Radu V Craiu, Department of Statistics, University of Toronto, considers whether statisticians need a new image:

We keep hearing stories about insomniac surgeons, smug lawyers who all happen to be very well-dressed, overall-clad artists who are sleeping on their friends’ sofas until they make it big. While partially rejecting these maddening generalizations (that are, by the way, very statistical in nature), we realize that such stereotypes help us slowly build an image of a profession’s culture. In this International Year of Statistics, one may be tempted to pause and ponder about our own professional culture.

As statisticians, we have had more than our share of irritating stereotypes. The problem is that most of them are generally false, being dreamed up by people who do not have the slightest idea what it means to be a modern statistician. We have all winced on hearing the usual definitional traps: casino gamblers and sports punters, failed mathematicians, or even worse, archivists that happen to be the only number crunchers in Nerdville. Is it not ironic that of all professions, the one which helped debunk so many urban legends and old wives tales is the one who is still plagued by such misunderstanding and tomfoolery? Be that as it may, the question remains: if we were to shed these, what should we put in their place?

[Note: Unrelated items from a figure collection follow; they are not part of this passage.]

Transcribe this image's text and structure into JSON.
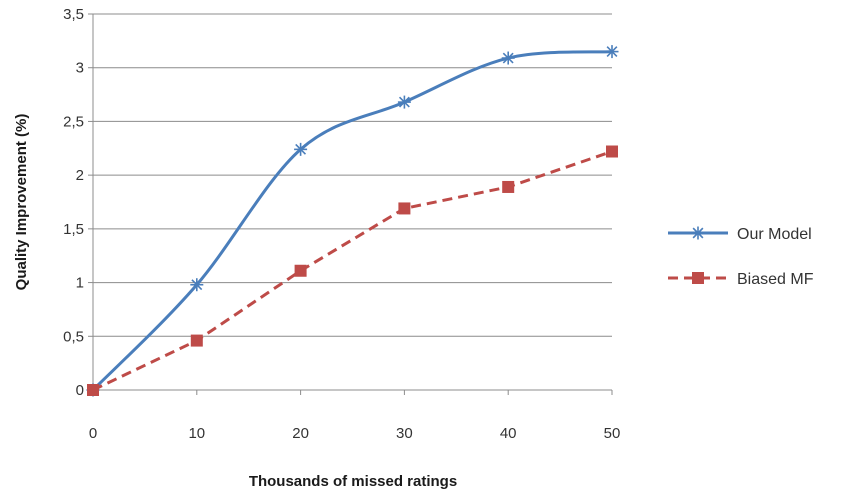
{
  "chart_data": {
    "type": "line",
    "xlabel": "Thousands of missed ratings",
    "ylabel": "Quality Improvement (%)",
    "x": [
      0,
      10,
      20,
      30,
      40,
      50
    ],
    "x_ticks": [
      "0",
      "10",
      "20",
      "30",
      "40",
      "50"
    ],
    "y_ticks": [
      "0",
      "0,5",
      "1",
      "1,5",
      "2",
      "2,5",
      "3",
      "3,5"
    ],
    "xlim": [
      0,
      50
    ],
    "ylim": [
      0,
      3.5
    ],
    "grid": "horizontal",
    "legend_position": "right",
    "series": [
      {
        "name": "Our Model",
        "values": [
          0,
          0.98,
          2.24,
          2.68,
          3.09,
          3.15
        ],
        "color": "#4a7ebb",
        "marker": "asterisk",
        "line_style": "solid-smooth"
      },
      {
        "name": "Biased MF",
        "values": [
          0,
          0.46,
          1.11,
          1.69,
          1.89,
          2.22
        ],
        "color": "#be4b48",
        "marker": "square",
        "line_style": "dashed"
      }
    ]
  }
}
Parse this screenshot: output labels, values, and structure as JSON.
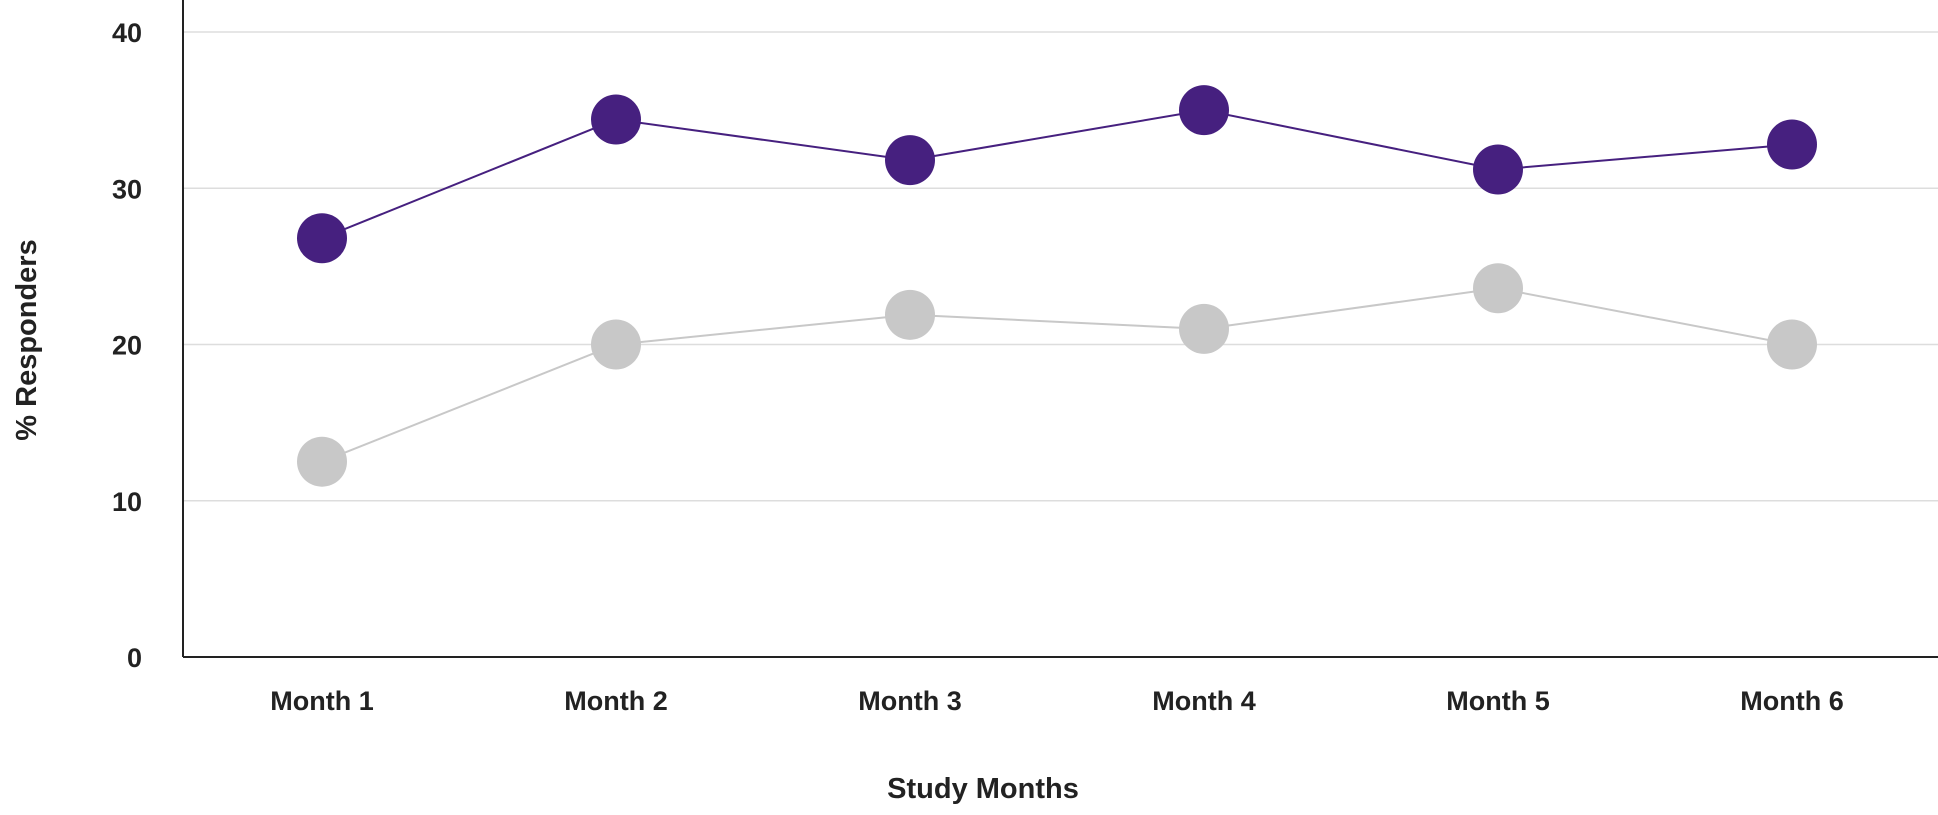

I have a few suggestions that make for a beginner’s list, one that is in dire need of additional contributions, some stylistic polish and massive verbal dissemination.

• Often we are shadow researchers, toiling in the background and shying away from fame and glory. Sometimes we are party crashers that dispel countless chances for false positives, thus killing many fake Nobel dreams in the process. For all these reasons, the term “science ninjas” seems particularly fitting.

• As Professor Xiao-Li Meng (see the XL Files in the previous IMS Bulletin) likes to say, we are often and warmly invited to play in other scientists “front yards”. No discipline can cross scientific boundaries like Statistics does these days, so the sobriquet “universal scientists” seems well deserved.

• We are trained to wear theoretical and applied hats, frequentist and Bayesian cloaks, and maybe even parametric and nonparametric boots and bootstraps. Until all these outfits are made into a single rainbow-coloured one, we could be known as the “science chameleons”.

• Sometimes we share methods with other fields (especially computer science and physics). This often works against us as CS people are perceived to have a “can do” attitude, and the physics people have Einstein. We manage to avoid redundancy by bringing to the table our theoretical tools, an intuition that is lodged at the intersection of math and art, and a hard-earned skepticism meant to dissolve quickly any so-called “general solution”. I am afraid to suggest a nickname under this rubric because anything less than “can-do Einsteins” will be a letdown.

We have an interesting and complex relationship with mathematics (and mathematicians) defined by important differences and striking similarities. Instead of unearthing immutable truths to be cryogenized into crystalline theorems, we are facing the task of understanding the ever-evolving dynamism of a life filled with randomness. In the ivory towers of academe we are among the ground floor dwellers.

We still refer to our degrees of separation using the Erdős number. Maybe it is time to switch to a Tukey number. And while we’re at it, hang a picture of Nate Silver in our offices too.

After all this, it becomes apparent that our profession is truly multi-faceted. No single epithet or overreaching generalization will do justice to our complex and vibrant community. I really hope that this International Year of Statistics will see us become more visible in the public eye and more proud about what we do. I see plenty of reasons for both.

I thank Dan L. Nicolae, Jeff Rosenthal and Lei Sun for helpful suggestions and new viewpoints on statistical culture.